Presiden Prabowo Subianto mengungkapkan bahwa dirinya kerap kali dihadapkan pada upaya penyuapan selama menjabat sebagai kepala negara. Pengalaman ini, menurutnya, membuatnya kerap menggelengkan kepala.

Penolakan Intervensi Hukum

Prabowo menegaskan komitmennya untuk tidak mengintervensi proses penegakan hukum. “Aku satu tahun aja ya jadi presiden, geleng-geleng kepala juga saya. Berapa kali saya mau disogok, bolak-balik datang, minta ini minta itu. Tegakkan peraturan, tegakkan sesuai dengan kepentingan bangsa dan negara, saya ndak ikut-ikut yang lain-lain,” ujar Prabowo saat acara panen raya dan pengumuman swasembada pangan di Karawang, Jawa Barat, Rabu (7/1/2026).
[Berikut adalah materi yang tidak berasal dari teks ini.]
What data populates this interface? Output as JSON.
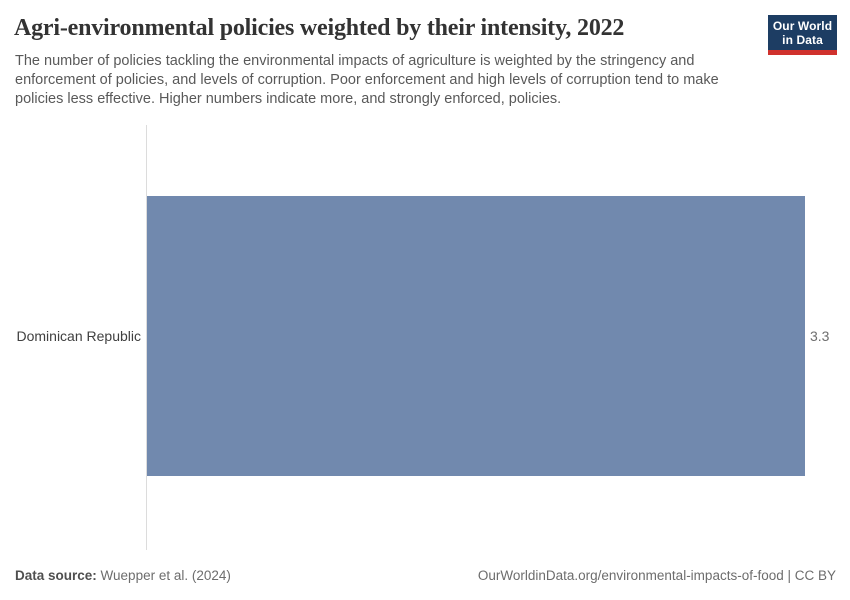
{
  "header": {
    "title": "Agri-environmental policies weighted by their intensity, 2022",
    "subtitle_lines": [
      "The number of policies tackling the environmental impacts of agriculture is weighted by the stringency and",
      "enforcement of policies, and levels of corruption. Poor enforcement and high levels of corruption tend to make",
      "policies less effective. Higher numbers indicate more, and strongly enforced, policies."
    ]
  },
  "logo": {
    "line1": "Our World",
    "line2": "in Data",
    "bg_color": "#1d3d63",
    "accent_color": "#d0312d"
  },
  "chart_data": {
    "type": "bar",
    "orientation": "horizontal",
    "title": "Agri-environmental policies weighted by their intensity, 2022",
    "categories": [
      "Dominican Republic"
    ],
    "values": [
      3.3
    ],
    "value_labels": [
      "3.3"
    ],
    "xlim": [
      0,
      3.3
    ],
    "bar_color": "#7189ae",
    "axis_line_color": "#dcdcdc",
    "grid": false,
    "legend": "none"
  },
  "footer": {
    "source_label": "Data source:",
    "source_value": "Wuepper et al. (2024)",
    "link": "OurWorldinData.org/environmental-impacts-of-food | CC BY"
  }
}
Sikap Terhadap Perusahaan Bermasalah

Menyinggung soal perusahaan yang diduga melanggar aturan, Prabowo mengaku pernah diberikan daftar perusahaan tersebut. Namun, ia memilih untuk tidak melihat daftar itu demi menjaga independensi dan menghindari potensi konflik kepentingan. “Kemarin saya dikasih daftar ‘Pak, ini daftar sekian puluh perusahaan yang melanggar, yang mau dicabut izinnya, silakan Bapak pelajari’ saya bilang saya nggak mau lihat itu, karena saya takut ada teman saya di situ,” tuturnya.
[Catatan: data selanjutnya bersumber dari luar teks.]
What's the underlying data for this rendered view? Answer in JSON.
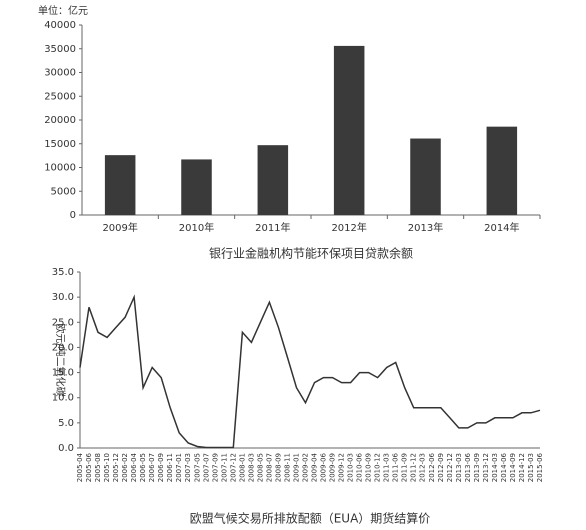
{
  "chart_data": [
    {
      "type": "bar",
      "title": "银行业金融机构节能环保项目贷款余额",
      "unit": "单位：亿元",
      "categories": [
        "2009年",
        "2010年",
        "2011年",
        "2012年",
        "2013年",
        "2014年"
      ],
      "values": [
        12600,
        11700,
        14700,
        35600,
        16100,
        18600
      ],
      "color": "#3a3a3a",
      "ylim": [
        0,
        40000
      ],
      "yticks": [
        0,
        5000,
        10000,
        15000,
        20000,
        25000,
        30000,
        35000,
        40000
      ],
      "grid": false
    },
    {
      "type": "line",
      "title": "欧盟气候交易所排放配额（EUA）期货结算价",
      "y_label": "欧元/吨二氧化碳",
      "categories": [
        "2005-04",
        "2005-06",
        "2005-08",
        "2005-10",
        "2005-12",
        "2006-02",
        "2006-04",
        "2006-05",
        "2006-07",
        "2006-09",
        "2006-11",
        "2007-01",
        "2007-03",
        "2007-05",
        "2007-07",
        "2007-09",
        "2007-11",
        "2007-12",
        "2008-01",
        "2008-03",
        "2008-05",
        "2008-07",
        "2008-09",
        "2008-11",
        "2009-01",
        "2009-02",
        "2009-04",
        "2009-06",
        "2009-09",
        "2009-12",
        "2010-03",
        "2010-06",
        "2010-09",
        "2010-12",
        "2011-03",
        "2011-06",
        "2011-09",
        "2011-12",
        "2012-03",
        "2012-06",
        "2012-09",
        "2012-12",
        "2013-03",
        "2013-06",
        "2013-09",
        "2013-12",
        "2014-03",
        "2014-06",
        "2014-09",
        "2014-12",
        "2015-03",
        "2015-06"
      ],
      "values": [
        16,
        28,
        23,
        22,
        24,
        26,
        30,
        12,
        16,
        14,
        8,
        3,
        1,
        0.3,
        0.1,
        0.1,
        0.1,
        0.1,
        23,
        21,
        25,
        29,
        24,
        18,
        12,
        9,
        13,
        14,
        14,
        13,
        13,
        15,
        15,
        14,
        16,
        17,
        12,
        8,
        8,
        8,
        8,
        6,
        4,
        4,
        5,
        5,
        6,
        6,
        6,
        7,
        7,
        7.5
      ],
      "color": "#333333",
      "ylim": [
        0,
        35
      ],
      "yticks": [
        {
          "value": 0,
          "label": "0.0"
        },
        {
          "value": 5,
          "label": "5.0"
        },
        {
          "value": 10,
          "label": "10.0"
        },
        {
          "value": 15,
          "label": "15.0"
        },
        {
          "value": 20,
          "label": "20.0"
        },
        {
          "value": 25,
          "label": "25.0"
        },
        {
          "value": 30,
          "label": "30.0"
        },
        {
          "value": 35,
          "label": "35.0"
        }
      ],
      "grid": false
    }
  ]
}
Prabowo menambahkan, “Ya kan? Nggak enak, bisa terpengaruh saya, begitu lihat daftar, aduh teman saya, begitu lihat, eh ini Gerindra lagi, jadi lebih baik saya nggak lihat, saya nggak mau tahu, jadi kalau yang dicabut ya salahkan saja Jaksa Agung.”

Advertisement

Penyerahan Kasus ke Aparat Penegak Hukum

Presiden menyerahkan sepenuhnya penanganan kasus hukum kepada aparat penegak hukum. Ia memberikan arahan tegas agar menindak pihak yang bersalah dan melanggar hukum. “Kalau sekarang saya bilang saya nggak tahu, saya serahkan ke aparat penegak hukum. Mereka tanya ‘Pak, apa petunjuk?’ Yang melanggar, tindak, sederhana,” jelas Prabowo.

Kekayaan Negara untuk Kemakmuran Rakyat

Lebih lanjut, Prabowo menekankan pentingnya pengelolaan kekayaan negara demi kemakmuran rakyat, sesuai amanat Undang-Undang Dasar 1945. “Bahasa Indonesia nggak usah ditafsirkan, UUD ’45 pasal 33 jelas, nggak usah ada penerjemah, bumi dan air, dan semua kekayaan yang terkandung di dalamnya dikuasi negara dan dipergunakan sebesar-besarnya untuk kemakmuran rakyat, apa yang kurang jelas? Yang tidak paham keluar saja dari jabatan, segera mengundurkan diri, banyak yang bisa gantikan, nggak usah takut. Anak-anak muda yang baik-baik itu mau berjuang untuk kebaikan,” pungkasnya.